Articles Populaires

Choix De L'Éditeur - 2019

Bolton et l'obsession de l'Iran

Scott McConnell aime le choix de Tillerson, mais est naturellement alarmé par les informations selon lesquelles Bolton sera nommé secrétaire d'État adjoint:

Comme toujours, on est réduit à faire des suppositions sur les personnalités de Trumpland qui chuchotent à l'oreille du président élu: est-ce que Trump pense qu'il a besoin d'un faucon enragé pour maintenir l'aile droite du GOP en ligne? Apprécie-t-il simplement Bolton en tant que personnalité de la télévision pour la politique étrangère? Croit-il pleinement que Bolton, au poste clé de direction du Département d’État, façonnera le département à son niveau intermédiaire pour les années à venir, garantissant ainsi que les opinions exprimées par Trump sont marginalisées et ne reçoivent aucun soutien bureaucratique?

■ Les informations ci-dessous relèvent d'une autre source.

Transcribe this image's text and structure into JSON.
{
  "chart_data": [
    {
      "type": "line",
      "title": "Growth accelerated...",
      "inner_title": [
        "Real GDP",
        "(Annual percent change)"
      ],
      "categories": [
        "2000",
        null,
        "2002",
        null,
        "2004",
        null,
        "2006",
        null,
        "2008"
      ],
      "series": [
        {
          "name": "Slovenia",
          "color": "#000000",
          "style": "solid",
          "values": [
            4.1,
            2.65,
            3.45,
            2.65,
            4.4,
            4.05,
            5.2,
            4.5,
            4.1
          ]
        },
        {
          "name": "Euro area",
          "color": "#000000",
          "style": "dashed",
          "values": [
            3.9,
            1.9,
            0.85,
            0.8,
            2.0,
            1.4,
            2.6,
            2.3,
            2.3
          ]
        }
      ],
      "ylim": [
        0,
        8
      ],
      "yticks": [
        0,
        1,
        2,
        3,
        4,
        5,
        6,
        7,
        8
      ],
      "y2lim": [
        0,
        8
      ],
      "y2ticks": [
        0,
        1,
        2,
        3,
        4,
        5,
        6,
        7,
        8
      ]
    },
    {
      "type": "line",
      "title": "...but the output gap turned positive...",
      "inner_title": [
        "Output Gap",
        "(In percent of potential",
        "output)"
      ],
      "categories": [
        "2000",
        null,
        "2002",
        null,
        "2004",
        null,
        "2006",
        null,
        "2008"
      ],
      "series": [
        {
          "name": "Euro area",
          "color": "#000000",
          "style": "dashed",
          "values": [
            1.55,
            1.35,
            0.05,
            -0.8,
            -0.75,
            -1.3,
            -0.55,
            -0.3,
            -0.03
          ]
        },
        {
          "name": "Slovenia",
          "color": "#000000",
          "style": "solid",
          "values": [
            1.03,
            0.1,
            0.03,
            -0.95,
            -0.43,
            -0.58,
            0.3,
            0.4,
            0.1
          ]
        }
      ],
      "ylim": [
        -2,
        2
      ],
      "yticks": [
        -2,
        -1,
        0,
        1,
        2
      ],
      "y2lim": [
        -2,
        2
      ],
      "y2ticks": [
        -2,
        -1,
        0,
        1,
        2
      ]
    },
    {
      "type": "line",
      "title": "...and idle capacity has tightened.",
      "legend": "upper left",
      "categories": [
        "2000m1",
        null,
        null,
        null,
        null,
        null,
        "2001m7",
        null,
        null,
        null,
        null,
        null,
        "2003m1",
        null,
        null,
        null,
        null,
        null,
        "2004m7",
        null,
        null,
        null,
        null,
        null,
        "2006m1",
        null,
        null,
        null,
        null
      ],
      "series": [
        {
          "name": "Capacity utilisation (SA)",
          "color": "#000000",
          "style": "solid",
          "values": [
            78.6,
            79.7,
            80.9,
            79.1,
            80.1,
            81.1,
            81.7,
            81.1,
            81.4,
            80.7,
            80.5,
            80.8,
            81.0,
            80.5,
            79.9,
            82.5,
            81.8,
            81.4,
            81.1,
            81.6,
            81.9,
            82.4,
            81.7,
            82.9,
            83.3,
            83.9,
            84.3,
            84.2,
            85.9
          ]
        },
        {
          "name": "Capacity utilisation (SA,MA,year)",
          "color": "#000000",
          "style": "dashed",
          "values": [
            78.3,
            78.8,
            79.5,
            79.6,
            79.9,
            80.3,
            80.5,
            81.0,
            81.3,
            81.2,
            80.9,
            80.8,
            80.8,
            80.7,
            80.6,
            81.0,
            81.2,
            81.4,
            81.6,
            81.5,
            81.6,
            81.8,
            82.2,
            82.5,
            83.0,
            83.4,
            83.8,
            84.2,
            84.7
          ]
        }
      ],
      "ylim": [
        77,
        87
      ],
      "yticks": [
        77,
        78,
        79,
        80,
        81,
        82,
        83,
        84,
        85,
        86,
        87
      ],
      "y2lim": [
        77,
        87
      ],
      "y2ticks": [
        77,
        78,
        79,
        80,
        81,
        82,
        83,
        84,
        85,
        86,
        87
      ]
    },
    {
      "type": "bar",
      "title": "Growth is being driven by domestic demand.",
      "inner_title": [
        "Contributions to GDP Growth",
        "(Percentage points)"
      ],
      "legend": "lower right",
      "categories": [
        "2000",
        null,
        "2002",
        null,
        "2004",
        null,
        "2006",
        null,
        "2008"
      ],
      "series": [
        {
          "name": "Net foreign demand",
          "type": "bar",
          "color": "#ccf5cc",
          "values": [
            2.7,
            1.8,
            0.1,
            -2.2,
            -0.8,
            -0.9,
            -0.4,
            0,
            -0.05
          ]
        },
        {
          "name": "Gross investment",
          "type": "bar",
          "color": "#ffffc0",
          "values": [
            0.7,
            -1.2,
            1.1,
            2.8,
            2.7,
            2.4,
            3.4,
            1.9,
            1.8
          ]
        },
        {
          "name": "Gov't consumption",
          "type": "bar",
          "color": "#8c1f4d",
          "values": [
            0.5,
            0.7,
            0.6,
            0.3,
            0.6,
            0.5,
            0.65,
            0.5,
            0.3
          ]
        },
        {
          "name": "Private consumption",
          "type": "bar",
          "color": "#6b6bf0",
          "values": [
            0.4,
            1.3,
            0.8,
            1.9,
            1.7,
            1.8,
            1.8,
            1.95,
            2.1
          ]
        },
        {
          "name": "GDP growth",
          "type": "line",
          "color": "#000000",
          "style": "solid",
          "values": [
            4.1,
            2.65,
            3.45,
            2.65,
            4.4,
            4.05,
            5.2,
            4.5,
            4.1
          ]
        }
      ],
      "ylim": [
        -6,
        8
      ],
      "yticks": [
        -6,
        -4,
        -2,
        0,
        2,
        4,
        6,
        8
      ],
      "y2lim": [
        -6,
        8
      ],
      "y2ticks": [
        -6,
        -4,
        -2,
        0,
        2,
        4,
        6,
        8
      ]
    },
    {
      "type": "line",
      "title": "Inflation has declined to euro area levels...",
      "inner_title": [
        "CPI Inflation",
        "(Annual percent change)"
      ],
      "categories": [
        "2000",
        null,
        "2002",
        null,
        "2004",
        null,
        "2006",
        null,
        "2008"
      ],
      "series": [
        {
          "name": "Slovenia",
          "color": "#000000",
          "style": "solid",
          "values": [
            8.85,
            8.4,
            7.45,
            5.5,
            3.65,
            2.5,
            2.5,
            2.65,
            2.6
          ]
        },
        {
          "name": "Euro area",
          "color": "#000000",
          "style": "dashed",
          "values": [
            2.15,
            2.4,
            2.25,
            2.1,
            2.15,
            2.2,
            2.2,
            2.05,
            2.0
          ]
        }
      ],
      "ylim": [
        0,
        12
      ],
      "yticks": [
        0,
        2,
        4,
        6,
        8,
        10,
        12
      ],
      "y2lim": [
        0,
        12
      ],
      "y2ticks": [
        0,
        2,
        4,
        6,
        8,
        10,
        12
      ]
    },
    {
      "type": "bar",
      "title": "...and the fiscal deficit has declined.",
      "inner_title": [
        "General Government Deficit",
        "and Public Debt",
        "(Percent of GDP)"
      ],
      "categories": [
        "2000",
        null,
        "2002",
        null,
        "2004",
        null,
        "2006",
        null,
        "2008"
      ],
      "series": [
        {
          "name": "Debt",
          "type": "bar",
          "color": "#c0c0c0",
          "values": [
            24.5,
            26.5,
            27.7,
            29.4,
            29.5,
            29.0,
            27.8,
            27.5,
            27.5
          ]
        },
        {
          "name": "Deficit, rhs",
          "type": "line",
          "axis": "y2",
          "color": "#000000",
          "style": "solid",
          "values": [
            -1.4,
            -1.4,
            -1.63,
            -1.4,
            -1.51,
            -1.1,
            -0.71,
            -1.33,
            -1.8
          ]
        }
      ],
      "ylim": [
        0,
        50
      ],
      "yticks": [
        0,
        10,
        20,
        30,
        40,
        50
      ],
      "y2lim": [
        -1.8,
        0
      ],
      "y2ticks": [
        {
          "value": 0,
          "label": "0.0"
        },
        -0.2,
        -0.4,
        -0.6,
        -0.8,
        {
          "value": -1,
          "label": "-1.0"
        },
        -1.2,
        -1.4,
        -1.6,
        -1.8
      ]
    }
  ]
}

Il est possible que la nomination de Bolton ne soit qu'un penchant pour les durs et les conservateurs du mouvement qui le voulaient, mais je suppose que cela signifie plus que cela. Compte tenu des tendances anti-iraniennes de pratiquement toutes les autres personnes nommées à la sécurité nationale chez Trump, Bolton ne ferait malheureusement que trop bien partie du reste de l'équipe. Si nommé et confirmé, Bolton ferait pression pour mettre fin à l'accord nucléaire. Les récentes provocations de Trump à l'égard de la Chine peuvent être influencées ou non par les propres arguments de Bolton, mais ici, elles semblent également s'accorder sur le fait qu'il est souhaitable d'adopter une approche plus combative. La politique de la Russie est peut-être le seul domaine où Trump et Bolton sont véritablement en désaccord, mais nous devrons voir à quel point cette différence est réelle.

Bolton est sans aucun doute un retour en arrière pour les années Bush, mais il est tellement intransigeant qu’il penserait que Bush n’est pas allé assez loin dans sa politique étrangère. Il vient de la faction qui voulait (et veut encore) une guerre avec l’Iran, davantage de confrontation avec la Russie et la Chine et une approche généralement plus agressive de toute menace (réelle ou imaginaire). Comme Trump, il est nationaliste, mais c’est un nationalisme défini par l’exercice du «leadership» américain et par la brutalité de toute règle ou de toute institution qui l’entrave.

La partie la plus inquiétante du bilan de Bolton est sans doute son soutien déclaré au changement de régime et son penchant pour les Moudjahideen-e Khalq (MEK). Lorsqu'il parle de fournir un «soutien vigoureux» à l'opposition iranienne, il ne parle pas de la véritable opposition à l'intérieur de l'Iran. Aucune opposition crédible à l’intérieur de l’Iran ne veut rien savoir de l’ingérence américaine dans sa politique, et ils ne sont certainement pas intéressés par un changement de régime pour nous. Non, l’opposition que Bolton veut soutenir est l’OMPI, qui est largement détestée en Iran et ne parle pas pour les opposants iraniens au régime. Si Bolton n’est pas bloqué, nous verrons la politique américaine vis-à-vis de l’Iran être façonnée en partie par quelqu'un qui est aligné avec un groupe de sectateurs discrédités en exil qui s’engagent pour un changement de régime.